Visi adalah cara pandang, bagaimana memandang sesuatu dengan visi yang benar. Dengan visi kita bisa melihat bagaimana sesuatu dengan apa adanya, jernih dari sumber cahaya kebenaran.
Contoh; Belajat itu tidak sekedar mencari angka raport, ijazah atau bisa mencari kerja yang bergaji pantas.
2.     Mampu melihat kesatuan dalam keanekaragaman.
Para siswa menuntut suasana belajar yang menyenangkan. Guru menginginkan semangat dan hasil belajar yang optimal. Semua pihak berbeda tetapi sama-sama menginginkan kebaikan.

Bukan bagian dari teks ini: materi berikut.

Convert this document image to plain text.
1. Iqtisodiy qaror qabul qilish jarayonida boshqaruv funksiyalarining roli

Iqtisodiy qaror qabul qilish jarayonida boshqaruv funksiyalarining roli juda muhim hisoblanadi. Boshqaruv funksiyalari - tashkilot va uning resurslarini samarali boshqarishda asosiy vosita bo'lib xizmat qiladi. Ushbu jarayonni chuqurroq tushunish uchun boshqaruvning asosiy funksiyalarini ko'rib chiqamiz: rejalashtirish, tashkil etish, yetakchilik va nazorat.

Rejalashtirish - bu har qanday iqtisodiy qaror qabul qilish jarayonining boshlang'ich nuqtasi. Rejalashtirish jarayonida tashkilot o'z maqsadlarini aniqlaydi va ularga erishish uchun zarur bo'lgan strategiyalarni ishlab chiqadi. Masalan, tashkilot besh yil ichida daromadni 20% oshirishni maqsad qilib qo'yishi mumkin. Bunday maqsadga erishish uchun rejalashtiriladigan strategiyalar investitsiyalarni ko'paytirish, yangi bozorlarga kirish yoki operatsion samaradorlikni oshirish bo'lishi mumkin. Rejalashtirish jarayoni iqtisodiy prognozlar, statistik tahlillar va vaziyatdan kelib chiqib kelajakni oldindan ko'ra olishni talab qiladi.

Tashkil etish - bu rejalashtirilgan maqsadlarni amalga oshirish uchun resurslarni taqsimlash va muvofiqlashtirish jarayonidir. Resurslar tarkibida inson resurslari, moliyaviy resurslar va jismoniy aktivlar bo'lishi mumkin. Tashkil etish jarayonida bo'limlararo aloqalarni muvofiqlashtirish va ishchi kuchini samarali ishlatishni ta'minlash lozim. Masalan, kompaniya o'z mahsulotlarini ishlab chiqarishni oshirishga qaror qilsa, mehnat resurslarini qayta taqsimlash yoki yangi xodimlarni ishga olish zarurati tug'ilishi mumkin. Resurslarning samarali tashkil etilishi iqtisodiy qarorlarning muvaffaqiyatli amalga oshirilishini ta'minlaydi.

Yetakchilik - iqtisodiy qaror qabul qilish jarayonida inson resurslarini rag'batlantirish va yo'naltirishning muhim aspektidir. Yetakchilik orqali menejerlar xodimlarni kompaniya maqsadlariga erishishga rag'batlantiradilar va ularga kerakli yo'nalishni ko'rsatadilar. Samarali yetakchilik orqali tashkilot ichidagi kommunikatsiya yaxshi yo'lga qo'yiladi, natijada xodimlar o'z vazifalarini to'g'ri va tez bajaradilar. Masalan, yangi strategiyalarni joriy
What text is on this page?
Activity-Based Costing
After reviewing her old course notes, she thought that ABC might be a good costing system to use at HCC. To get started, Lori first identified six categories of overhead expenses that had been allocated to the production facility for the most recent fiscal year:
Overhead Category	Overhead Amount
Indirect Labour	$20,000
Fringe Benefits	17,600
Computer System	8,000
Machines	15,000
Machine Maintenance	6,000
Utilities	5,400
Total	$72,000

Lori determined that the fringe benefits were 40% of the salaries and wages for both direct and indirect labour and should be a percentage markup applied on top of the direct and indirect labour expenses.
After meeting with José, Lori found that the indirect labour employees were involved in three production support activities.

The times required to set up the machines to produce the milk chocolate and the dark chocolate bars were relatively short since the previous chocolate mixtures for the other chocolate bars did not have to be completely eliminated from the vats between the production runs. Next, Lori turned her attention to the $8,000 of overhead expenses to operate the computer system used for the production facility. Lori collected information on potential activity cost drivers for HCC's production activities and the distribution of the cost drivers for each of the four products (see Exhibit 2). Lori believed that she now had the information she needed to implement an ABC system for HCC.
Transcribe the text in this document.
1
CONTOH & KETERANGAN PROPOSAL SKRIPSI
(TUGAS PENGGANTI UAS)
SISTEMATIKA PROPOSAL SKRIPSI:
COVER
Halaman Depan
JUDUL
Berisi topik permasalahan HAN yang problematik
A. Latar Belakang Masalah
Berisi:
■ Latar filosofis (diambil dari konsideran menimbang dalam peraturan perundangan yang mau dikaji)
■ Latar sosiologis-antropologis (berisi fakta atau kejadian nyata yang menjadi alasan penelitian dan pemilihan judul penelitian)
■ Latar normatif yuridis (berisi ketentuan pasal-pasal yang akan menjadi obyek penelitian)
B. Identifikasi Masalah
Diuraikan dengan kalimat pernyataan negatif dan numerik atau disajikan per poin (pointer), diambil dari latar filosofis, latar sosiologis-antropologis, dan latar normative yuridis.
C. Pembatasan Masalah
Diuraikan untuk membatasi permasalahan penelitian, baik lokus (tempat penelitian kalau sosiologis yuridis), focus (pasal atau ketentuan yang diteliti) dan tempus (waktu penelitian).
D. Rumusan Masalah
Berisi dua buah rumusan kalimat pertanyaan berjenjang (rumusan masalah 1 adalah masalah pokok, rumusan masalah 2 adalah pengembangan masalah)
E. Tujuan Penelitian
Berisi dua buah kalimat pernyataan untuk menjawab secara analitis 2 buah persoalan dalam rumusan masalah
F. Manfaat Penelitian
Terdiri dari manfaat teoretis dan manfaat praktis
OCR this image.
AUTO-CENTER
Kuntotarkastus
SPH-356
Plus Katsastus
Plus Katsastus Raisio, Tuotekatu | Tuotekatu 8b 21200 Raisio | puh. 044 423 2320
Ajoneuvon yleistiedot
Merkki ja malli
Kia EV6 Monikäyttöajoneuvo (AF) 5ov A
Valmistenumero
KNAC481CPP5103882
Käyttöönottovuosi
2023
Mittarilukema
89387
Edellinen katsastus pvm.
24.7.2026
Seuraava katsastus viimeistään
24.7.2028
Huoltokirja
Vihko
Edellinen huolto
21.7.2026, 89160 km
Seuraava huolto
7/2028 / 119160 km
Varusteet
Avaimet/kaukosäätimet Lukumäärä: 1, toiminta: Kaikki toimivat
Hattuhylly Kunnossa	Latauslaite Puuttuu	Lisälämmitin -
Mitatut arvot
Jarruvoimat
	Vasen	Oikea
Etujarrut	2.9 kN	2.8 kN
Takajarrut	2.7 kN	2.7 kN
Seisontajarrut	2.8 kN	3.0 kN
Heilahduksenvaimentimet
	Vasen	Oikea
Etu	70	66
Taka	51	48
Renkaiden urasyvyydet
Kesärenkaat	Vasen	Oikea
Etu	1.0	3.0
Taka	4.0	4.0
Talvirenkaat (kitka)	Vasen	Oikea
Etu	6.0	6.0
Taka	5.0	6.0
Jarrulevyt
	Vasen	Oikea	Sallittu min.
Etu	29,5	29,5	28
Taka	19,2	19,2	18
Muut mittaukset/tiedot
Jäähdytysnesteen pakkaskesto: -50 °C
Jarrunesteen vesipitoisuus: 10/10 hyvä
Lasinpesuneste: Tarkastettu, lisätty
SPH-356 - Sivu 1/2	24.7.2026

3.     Mampu memaknai setiap sisi kehidupan.
Semua yang terjadi di alam raya ini ada maknanya.Semua kejadian pada diri kita dan lingkungan ada hikmahnya, semua yang diciptakan ada tujuannya.
Dalam sakit, gagal, jatuh, kekurangan dan penderitaan lainnya banyak pelajaran yang mempertajam kecerdasan spiritual kita. Demikian juga ketika berhasil, kita bersyukur dan tidak lupa diri.
4.     Mampu mengelola dan bertahan dalam kesulitan dan penderitaan.
Sejarah telah membuktikan, semua orang besar atau sukses telah melewati liku-liku dan ujian yang besar juga.
Contoh: Thomas Edison menjadi sukses dan cemerlang dengan berbagai temuannya setelah melalui caci maki dan kegagalan-kegagalan.
J. J. Rouseu menjelaskan; jika tubuh banyak berada dalam kemudahan dan kesenangan, maka aspek jiwa akan rusak. Orang yang tidak pernah mengalami kesulitan atau sakit, jiwanya tidak pernah tersentuh.
Penderitaan dan kesulitanlah yang menumbuhkan dan mengembangkan dimensi spiritual seseorang.